Further explaining his elephant-and-fly analogy, he said that the ICC is accusing the Palestinians of massive and constant war crimes by firing rockets on civilians – enormous war crimes the size of an elephant. In contrast, he said that at worst, if you accept the allegations (which he does not), Israel might be undertaking some problematic military operations in a small and limited number of cases – allegations the size of a fly.
Asked how and why he and his team succeeded at blocking the ICC’s involvement in the 2009-2012 round, but that Israel had not succeeded this time, he said that, “the world has moved more to globalization, also in the legal arena.”
He continued: “2009 is not 2019. The pressure is stronger today. I hope we can still stop it. But it is harder today. I don’t know if we will succeed,” noting that at least “the US condemned” the ICC prosecutor’s decision.

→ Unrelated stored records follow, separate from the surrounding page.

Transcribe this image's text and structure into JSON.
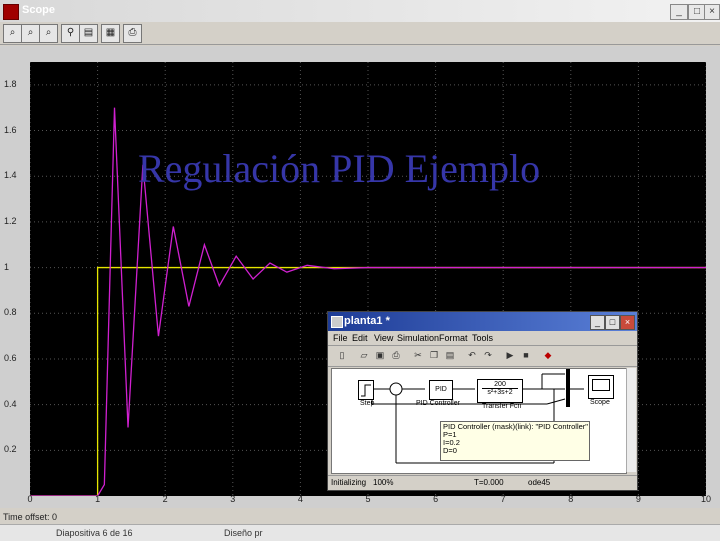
{
  "window": {
    "title": "Scope"
  },
  "toolbar": {
    "buttons": [
      "zoom-in",
      "zoom-x",
      "zoom-y",
      "autoscale",
      "save-axes",
      "restore-axes",
      "print"
    ]
  },
  "chart_data": {
    "type": "line",
    "xlim": [
      0,
      10
    ],
    "ylim": [
      0,
      1.9
    ],
    "x_ticks": [
      "0",
      "1",
      "2",
      "3",
      "4",
      "5",
      "6",
      "7",
      "8",
      "9",
      "10"
    ],
    "y_ticks": [
      "0.2",
      "0.4",
      "0.6",
      "0.8",
      "1",
      "1.2",
      "1.4",
      "1.6",
      "1.8"
    ],
    "grid": true,
    "series": [
      {
        "color": "#e6e600",
        "x": [
          0,
          1,
          1,
          10
        ],
        "y": [
          0,
          0,
          1,
          1
        ]
      },
      {
        "color": "#d020d0",
        "x": [
          0,
          1,
          1.1,
          1.25,
          1.45,
          1.67,
          1.9,
          2.12,
          2.35,
          2.58,
          2.8,
          3.05,
          3.3,
          3.55,
          3.8,
          4.1,
          4.5,
          5,
          6,
          7,
          8,
          9,
          10
        ],
        "y": [
          0,
          0,
          0.05,
          1.7,
          0.3,
          1.45,
          0.7,
          1.18,
          0.83,
          1.1,
          0.92,
          1.05,
          0.95,
          1.02,
          0.98,
          1.01,
          0.995,
          1.0,
          1.0,
          1.0,
          1.0,
          1.0,
          1.0
        ]
      }
    ]
  },
  "time_offset": {
    "label": "Time offset:",
    "value": "0"
  },
  "slide_title": "Regulación PID Ejemplo",
  "simulink": {
    "title": "planta1 *",
    "menu": [
      "File",
      "Edit",
      "View",
      "Simulation",
      "Format",
      "Tools"
    ],
    "blocks": {
      "step": "Step",
      "pid": "PID",
      "pid_label": "PID Controller",
      "tf_num": "200",
      "tf_den": "s²+3s+2",
      "tf_label": "Transfer Fcn",
      "scope": "Scope"
    },
    "tooltip": [
      "PID Controller (mask)(link): \"PID Controller\"",
      "P=1",
      "I=0.2",
      "D=0"
    ],
    "status": {
      "state": "Initializing",
      "zoom": "100%",
      "time": "T=0.000",
      "solver": "ode45"
    }
  },
  "status_bar": {
    "slide": "Diapositiva 6 de 16",
    "design": "Diseño pr"
  }
}
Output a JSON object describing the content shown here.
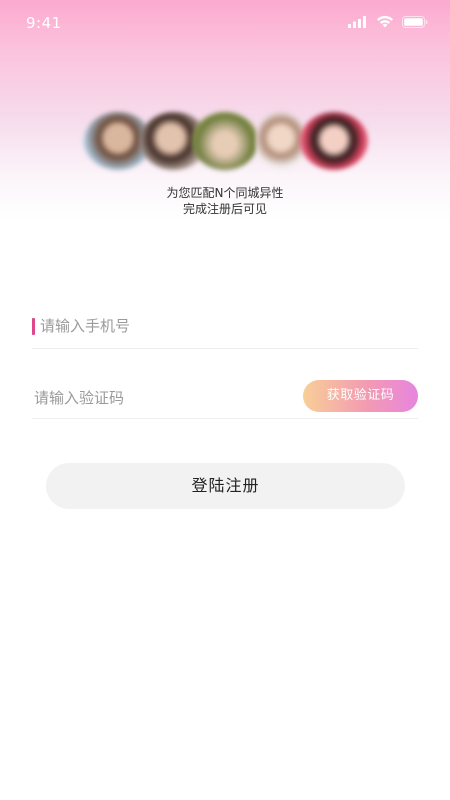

Next, Nitzan expressed sadness about where the ICC has gone since “the original idea of the ICC was a very good idea. But the implementation” has been problematic.
Even “the UN Human Rights Councils is a great idea, but if you put problematic countries on the committees” then it pollutes the process and “feels completely politicized.”
He said that when countries with awful human rights records are “judging” Israel at the HRC that “it feels like you are talking to a wall. They are judging us when we should be judging them.”
Nitzan remarked that out of decorum, he held back some of the rebukes he thought of when appearing before these committees. He said he would have liked to have asked: “Aren’t you ashamed? Where you torture people with electrocution and throw people into rivers… and you are giving us a lecture?”